Mischa speaks no English at all, but for some reason, communication is not a big deal. He has helped us completely with this building project, and has even started attending some of our group’s meetings. As far as I know, Mischa, unlike many of the kids here, has nowhere to go for the weekends, so either he has no family – or his family is so bad he chooses not to go. Mischa has had the chance to be adopted twice, however he has turned it down, as he knows his little brother will be entering this orphanage next year, and he wants to be there to protect him.
We have a community snack area in a little “café” that they have built for the kids. Throughout the day, we’ll leave food out for everyone to share. Mischa had a very nice chocolate bar that he had added to the snack collection. But it was wrapped, and no one had opened it.

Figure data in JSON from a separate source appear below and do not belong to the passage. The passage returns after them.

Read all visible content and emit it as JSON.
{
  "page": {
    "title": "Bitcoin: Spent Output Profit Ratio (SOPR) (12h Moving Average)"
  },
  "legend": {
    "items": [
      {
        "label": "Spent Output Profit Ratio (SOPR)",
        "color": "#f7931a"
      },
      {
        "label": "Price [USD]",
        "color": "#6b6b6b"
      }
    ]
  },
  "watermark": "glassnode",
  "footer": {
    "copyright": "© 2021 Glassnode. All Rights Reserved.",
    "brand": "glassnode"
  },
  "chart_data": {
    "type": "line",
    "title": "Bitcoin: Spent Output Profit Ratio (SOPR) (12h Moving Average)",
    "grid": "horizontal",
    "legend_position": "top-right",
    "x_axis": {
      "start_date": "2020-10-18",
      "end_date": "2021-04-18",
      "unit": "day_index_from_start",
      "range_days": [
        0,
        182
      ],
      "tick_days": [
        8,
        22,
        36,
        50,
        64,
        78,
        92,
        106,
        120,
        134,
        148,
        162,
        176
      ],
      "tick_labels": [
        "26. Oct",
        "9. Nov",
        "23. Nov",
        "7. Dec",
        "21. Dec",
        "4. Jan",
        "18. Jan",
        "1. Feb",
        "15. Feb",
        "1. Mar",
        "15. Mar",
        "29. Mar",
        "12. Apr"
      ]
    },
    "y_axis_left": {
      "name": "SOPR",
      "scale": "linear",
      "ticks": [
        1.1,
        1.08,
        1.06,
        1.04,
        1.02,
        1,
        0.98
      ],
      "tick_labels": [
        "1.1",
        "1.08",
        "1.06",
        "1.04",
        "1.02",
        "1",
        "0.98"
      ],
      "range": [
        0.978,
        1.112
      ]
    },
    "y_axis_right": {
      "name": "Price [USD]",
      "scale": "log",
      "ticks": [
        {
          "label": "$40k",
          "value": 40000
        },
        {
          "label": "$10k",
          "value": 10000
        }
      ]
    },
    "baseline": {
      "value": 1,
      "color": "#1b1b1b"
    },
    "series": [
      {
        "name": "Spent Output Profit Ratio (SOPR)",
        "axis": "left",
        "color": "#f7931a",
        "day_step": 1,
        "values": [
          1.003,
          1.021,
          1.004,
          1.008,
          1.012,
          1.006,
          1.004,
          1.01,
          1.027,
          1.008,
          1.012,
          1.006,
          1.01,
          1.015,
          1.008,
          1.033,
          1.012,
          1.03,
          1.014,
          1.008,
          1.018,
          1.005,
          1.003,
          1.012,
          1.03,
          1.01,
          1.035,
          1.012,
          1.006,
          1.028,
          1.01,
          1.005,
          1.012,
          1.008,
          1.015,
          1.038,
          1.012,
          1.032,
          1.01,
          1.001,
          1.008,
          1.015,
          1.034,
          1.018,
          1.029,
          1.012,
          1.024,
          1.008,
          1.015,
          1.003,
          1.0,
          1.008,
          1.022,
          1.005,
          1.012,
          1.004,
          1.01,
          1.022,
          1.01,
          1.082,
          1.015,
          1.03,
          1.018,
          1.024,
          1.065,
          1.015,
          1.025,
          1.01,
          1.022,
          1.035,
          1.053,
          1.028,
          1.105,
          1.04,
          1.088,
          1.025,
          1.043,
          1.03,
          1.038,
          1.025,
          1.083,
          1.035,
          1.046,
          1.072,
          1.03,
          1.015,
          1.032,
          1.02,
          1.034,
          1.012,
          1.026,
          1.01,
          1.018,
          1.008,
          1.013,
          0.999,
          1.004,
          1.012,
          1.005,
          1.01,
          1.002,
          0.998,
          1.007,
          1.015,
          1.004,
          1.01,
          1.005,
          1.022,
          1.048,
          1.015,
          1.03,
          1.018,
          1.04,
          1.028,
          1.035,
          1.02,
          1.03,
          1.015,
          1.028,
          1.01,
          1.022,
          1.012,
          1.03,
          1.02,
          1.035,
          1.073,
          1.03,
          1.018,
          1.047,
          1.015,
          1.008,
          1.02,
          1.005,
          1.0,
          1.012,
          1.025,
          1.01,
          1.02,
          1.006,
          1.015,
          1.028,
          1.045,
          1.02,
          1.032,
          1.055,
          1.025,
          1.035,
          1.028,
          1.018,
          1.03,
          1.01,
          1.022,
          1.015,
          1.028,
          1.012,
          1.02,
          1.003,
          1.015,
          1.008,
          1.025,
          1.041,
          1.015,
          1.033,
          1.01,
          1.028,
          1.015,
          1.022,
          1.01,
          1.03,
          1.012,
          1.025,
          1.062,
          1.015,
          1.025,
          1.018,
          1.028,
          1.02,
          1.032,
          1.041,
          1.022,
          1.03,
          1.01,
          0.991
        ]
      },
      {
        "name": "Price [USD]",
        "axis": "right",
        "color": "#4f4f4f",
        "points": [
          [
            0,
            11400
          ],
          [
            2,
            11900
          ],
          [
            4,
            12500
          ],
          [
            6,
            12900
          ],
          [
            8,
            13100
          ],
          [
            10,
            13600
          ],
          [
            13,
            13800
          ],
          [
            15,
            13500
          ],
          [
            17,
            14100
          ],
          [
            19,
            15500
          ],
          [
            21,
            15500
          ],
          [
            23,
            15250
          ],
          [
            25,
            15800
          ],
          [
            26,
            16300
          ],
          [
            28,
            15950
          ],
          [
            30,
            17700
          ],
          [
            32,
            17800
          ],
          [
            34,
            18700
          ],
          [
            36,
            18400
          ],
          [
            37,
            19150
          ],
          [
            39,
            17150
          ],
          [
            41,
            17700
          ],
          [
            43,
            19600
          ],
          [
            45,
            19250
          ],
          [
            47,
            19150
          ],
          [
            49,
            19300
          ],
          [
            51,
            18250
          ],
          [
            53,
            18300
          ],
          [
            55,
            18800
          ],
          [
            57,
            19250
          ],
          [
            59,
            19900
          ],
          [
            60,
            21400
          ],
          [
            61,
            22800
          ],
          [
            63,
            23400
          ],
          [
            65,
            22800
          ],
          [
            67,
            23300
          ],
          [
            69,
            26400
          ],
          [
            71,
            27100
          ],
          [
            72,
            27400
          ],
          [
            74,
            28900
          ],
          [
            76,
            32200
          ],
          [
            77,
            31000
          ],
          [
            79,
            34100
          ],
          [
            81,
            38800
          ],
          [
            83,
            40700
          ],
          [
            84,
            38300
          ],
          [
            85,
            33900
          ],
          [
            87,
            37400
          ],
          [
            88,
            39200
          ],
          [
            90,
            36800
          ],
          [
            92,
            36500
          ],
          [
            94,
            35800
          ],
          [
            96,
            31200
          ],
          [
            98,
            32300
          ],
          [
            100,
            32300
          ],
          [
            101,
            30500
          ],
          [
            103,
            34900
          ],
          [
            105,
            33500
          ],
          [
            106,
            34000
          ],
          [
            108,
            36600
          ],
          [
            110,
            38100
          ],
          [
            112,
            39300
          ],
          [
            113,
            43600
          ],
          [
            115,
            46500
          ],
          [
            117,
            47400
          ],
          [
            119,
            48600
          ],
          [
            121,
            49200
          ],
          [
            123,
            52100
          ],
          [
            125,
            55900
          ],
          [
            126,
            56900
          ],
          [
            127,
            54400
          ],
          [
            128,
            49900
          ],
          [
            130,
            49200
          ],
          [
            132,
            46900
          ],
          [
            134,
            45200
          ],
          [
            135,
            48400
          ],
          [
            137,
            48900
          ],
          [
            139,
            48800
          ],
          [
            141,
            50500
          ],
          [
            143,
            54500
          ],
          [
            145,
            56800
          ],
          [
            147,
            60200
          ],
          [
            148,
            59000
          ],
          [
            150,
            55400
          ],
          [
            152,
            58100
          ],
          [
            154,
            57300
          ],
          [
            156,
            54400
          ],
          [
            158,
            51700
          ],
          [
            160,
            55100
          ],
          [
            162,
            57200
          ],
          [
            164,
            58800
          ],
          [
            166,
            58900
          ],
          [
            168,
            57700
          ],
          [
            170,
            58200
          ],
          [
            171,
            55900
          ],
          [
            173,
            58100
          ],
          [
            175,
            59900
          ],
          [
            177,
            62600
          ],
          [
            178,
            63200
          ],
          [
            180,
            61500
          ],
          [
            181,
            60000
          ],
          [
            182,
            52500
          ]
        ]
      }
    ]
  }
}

Carol, one of the wonderful people we are working with here, wanted chocolate. And wanted it badly. After a while, she opened the bar and had some – putting it on the counter. When she realized that it was Mischa’s – she assumed that it was not to share and proceeded to drive all around this little Ukrainian village where we are staying in search of a replacement candy bar. Which, she couldn’t find.
So she came in the room with Oksana, one of our English speaking friends here, and proceeded to apologize to Mischa. Mischa didn’t quite know how to respond. He kept saying that it was no big deal, but it was obvious that he really didn’t understand what Carol was doing. She finally made him look her in the eyes as she said “I took your candy bar and it was wrong. I’m sorry.” He smiled, but I really think that was simply because he’s Mischa.

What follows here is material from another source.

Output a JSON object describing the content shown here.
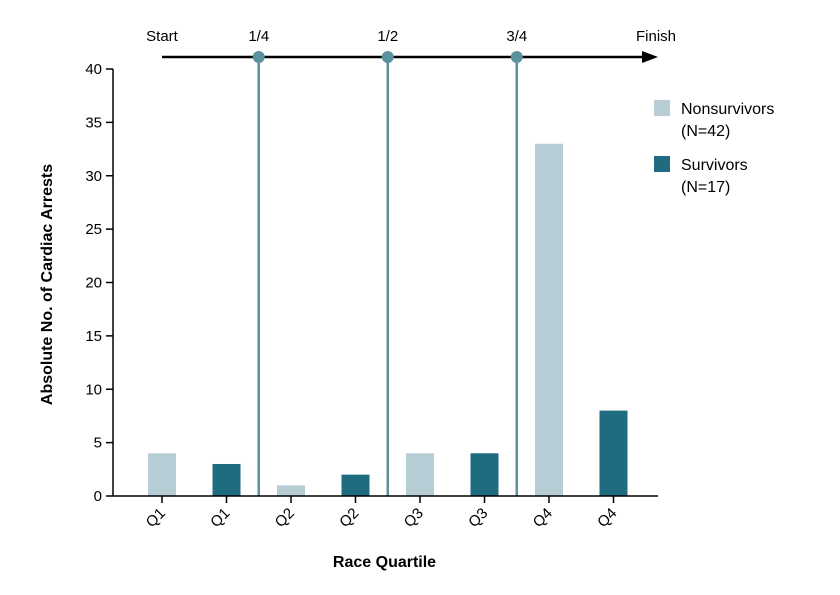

I followed Carol and Oksana out of the room to say that I thought it was a really interesting exchange, but Oksana just simply said “I don’t think he’s ever been apologized to by an adult before.”
And I couldn’t imagine it. This kid is 18 years old. He has been nothing but helpful and kind and just straight up fun to be around. He’s become a part of our little family here, and to think that he’s probably never had someone older tell him that they were wrong I just can’t fathom. No one has respected him enough to say to him that his opinion mattered. That he had a voice. And that he was right.
It was a candy bar, and he was planning to share it anyway. But that’s not the point. Hopefully our little crew has been able to not only befriend some of these kids, but that they will know that we genuinely love them, care about them, and believe that they have a voice – an opinion – a face – and have a true purpose in this world.